Genth zeigte sich aber zuversichtlich für eine Besserung der Lage. "Die Leute wollen konsumieren, die Leute wollen einkaufen, das sieht man jetzt auch, wo die Geschäfte wieder geöffnet sind", sagte er bei einer Online-Pressekonferenz. "Wir gehen davon aus, dass der Lockdown-Handel sich nach der Wiedereröffnung der Geschäfte erholen wird."

Die Lage im Einzelhandel ist nach Angaben des Verbandes allerdings weiterhin von den Geschäftsschließungen im Lockdown der vergangenen Monate geprägt.
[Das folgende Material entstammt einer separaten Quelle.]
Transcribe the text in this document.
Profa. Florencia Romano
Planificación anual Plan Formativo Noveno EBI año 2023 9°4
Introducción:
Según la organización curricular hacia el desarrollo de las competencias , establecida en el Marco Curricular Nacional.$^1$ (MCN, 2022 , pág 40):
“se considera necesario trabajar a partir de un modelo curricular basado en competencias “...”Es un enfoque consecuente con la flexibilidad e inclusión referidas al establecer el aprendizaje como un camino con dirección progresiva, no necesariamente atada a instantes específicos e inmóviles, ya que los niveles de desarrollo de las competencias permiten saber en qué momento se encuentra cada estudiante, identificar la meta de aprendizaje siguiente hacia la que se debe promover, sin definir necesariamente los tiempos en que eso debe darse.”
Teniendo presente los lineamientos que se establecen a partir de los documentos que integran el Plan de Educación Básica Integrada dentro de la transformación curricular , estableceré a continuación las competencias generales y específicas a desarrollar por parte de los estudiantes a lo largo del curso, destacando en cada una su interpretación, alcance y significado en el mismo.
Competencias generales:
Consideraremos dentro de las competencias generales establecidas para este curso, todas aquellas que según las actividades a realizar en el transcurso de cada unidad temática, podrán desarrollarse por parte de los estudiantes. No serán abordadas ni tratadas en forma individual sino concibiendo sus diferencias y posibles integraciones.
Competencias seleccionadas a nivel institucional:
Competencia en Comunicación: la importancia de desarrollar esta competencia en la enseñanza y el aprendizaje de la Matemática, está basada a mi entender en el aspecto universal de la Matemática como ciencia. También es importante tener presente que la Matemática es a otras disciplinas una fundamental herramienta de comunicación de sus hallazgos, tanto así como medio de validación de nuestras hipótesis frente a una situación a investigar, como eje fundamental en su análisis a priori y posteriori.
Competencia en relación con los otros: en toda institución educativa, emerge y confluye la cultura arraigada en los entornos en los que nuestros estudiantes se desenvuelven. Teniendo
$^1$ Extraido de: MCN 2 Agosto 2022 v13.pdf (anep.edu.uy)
So zeige eine aktuelle Umfrage des HDE unter 650 Handelsunternehmen aller Standorte, Größenklassen und Branchen, "dass mehr als die Hälfte der Innenstadthändler für das laufende Jahr mit Umsätzen unter Vorjahr rechnet". Demnach berichteten fast drei Viertel aller Handelsunternehmen von gesunkenen Umsätzen in den ersten sechs Monaten des Jahres.

Etwas weniger schlecht lief es laut der Konjunkturumfrage in Branchen, die im Bereich Freizeit, Heim und Garten aktiv sind. Dort lagen die Umsatzverluste in den ersten vier Monaten etwa im Bereich Heimwerken bei 16 Prozent, im Möbelhandel bei 12 Prozent. Einzelne Sortimente legten im bisherigen Jahresverlauf auch deutlich zu. Dazu zählen der Fahrradhandel und der Lebensmittelhandel. Große Umsatzgewinne erzielt demnach weiterhin der Onlinehandel. Der HDE hob angesichts eines Umsatzsprungs von rund 30 Prozent von Januar bis April seine Prognose für dieses Segment auf ein Umsatzplus von knapp 20 Prozent an, gegenüber bisher erwarteten plus 17 Prozent.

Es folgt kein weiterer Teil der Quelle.